Esses requisitos devem ser atendidos para que um casamento católico seja considerado válido. Se algum desses requisitos não for cumprido, o casamento não é considerado válido aos olhos da Igreja Católica.
Em 16 de junho de 2016, Papa Francisco acendeu uma tempestade no mundo católico com alguns comentários improvisados sobre a validade dos casamentos católicos hoje. Na versão inicial de suas observações, o Santo Padre declarou que 'a grande maioria de nossos casamentos sacramentais são nulos'. No dia seguinte, 17 de junho, o Vaticano divulgou uma transcrição oficial na qual o comentário foi revisado (com a aprovação do Papa Francisco) para ler que 'uma parte de nossos casamentos sacramentais é nula'.
Este foi simplesmente outro caso do Papa fazendo comentários improvisados sem considerar como eles seriam relatados pela mídia, ou há, de fato, um ponto mais profundo que o Santo Padre estava tentando expressar? O que torna um casamento católico válido , e é mais difícil hoje contrair um casamento válido do que no passado?
O contexto das palavras do Papa Francisco
Os comentários do Papa Francisco podem ter sido inesperados, mas não surgiram do nada. Em 16 de junho, discursava em um congresso pastoral da diocese de Roma, quando, como relata a Agência Católica de Notícias ,
Um leigo perguntou sobre a “crise do casamento” e como os católicos podem ajudar a educar os jovens no amor, ajudá-los a aprender sobre o casamento sacramental e a superar “suas resistências, ilusões e medos”.
O questionador e o Santo Padre compartilharam três preocupações específicas, nenhuma das quais é em si controversa: primeiro, que há uma 'crise do casamento' no mundo católico hoje; em segundo lugar, que a Igreja deve redobrar os seus esforços para educar os que contraem o matrimónio, para que estejam devidamente preparados para o sacramento do casamento ; e terceiro, que a Igreja deve ajudar aqueles que resistem ao casamento por várias razões para superar essa resistência e abraçar a visão cristã do casamento.
O que o Papa Francisco realmente disse?
No contexto da pergunta feita ao Santo Padre, podemos compreender melhor a sua resposta.
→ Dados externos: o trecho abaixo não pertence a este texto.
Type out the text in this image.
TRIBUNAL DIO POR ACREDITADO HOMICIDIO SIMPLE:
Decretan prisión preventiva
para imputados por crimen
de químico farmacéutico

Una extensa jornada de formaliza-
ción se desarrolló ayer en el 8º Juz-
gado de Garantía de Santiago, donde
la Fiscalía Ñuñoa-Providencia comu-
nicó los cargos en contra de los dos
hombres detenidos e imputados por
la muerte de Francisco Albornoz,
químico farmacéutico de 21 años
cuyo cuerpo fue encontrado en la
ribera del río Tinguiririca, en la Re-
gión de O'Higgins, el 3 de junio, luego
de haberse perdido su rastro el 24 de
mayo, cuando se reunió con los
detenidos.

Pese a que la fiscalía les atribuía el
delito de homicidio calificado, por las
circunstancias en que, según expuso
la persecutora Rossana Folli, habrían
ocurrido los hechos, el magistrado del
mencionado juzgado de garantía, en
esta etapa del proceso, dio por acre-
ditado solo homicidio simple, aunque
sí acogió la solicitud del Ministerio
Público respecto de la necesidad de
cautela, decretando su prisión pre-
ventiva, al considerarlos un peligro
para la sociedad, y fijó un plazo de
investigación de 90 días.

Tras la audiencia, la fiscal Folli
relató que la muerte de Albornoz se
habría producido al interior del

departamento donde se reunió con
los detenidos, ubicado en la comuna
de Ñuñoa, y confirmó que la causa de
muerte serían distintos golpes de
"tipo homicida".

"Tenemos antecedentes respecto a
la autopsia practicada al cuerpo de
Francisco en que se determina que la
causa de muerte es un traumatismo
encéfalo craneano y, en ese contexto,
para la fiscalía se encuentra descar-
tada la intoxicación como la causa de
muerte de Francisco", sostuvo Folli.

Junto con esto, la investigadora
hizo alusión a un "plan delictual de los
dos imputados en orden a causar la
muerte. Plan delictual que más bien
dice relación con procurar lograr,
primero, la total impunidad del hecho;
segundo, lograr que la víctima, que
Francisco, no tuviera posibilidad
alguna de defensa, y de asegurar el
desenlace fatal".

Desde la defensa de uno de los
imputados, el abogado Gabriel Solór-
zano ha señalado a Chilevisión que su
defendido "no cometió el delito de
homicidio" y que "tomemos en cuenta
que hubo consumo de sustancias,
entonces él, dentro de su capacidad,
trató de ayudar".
Como relata a Agência Católica de Notícias, 'O Papa respondeu com base em sua própria experiência':
“Ouvi um bispo dizer há alguns meses que conheceu um rapaz que tinha terminado os estudos universitários e disse: 'Quero ser padre, mas só por 10 anos'. É a cultura dos provisórios. E isso acontece em todos os lugares, também na vida sacerdotal, na vida religiosa”, afirmou.
“É provisório e por isso a grande maioria dos nossos casamentos sacramentais são nulos. Porque eles dizem 'sim, para o resto da minha vida!', mas não sabem o que estão dizendo. Porque eles têm uma cultura diferente. Dizem, têm boa vontade, mas não sabem”.
Mais tarde, ele observou que muitos católicos 'não sabem o que é o sacramento [do casamento]' nem entendem 'a beleza do sacramento'. Os cursos católicos de preparação para o casamento devem superar questões culturais e sociais, bem como a 'cultura do provisório', e devem fazê-lo em um tempo muito curto. O Santo Padre mencionou uma senhora de Buenos Aires que o 'censurou' pela falta de preparação para o matrimônio na Igreja, dizendo: “temos que fazer o sacramento por toda a vida, e indissoluvelmente, a nós leigos eles dão quatro (preparação para o matrimônio ) conferências, e isso é para toda a nossa vida.”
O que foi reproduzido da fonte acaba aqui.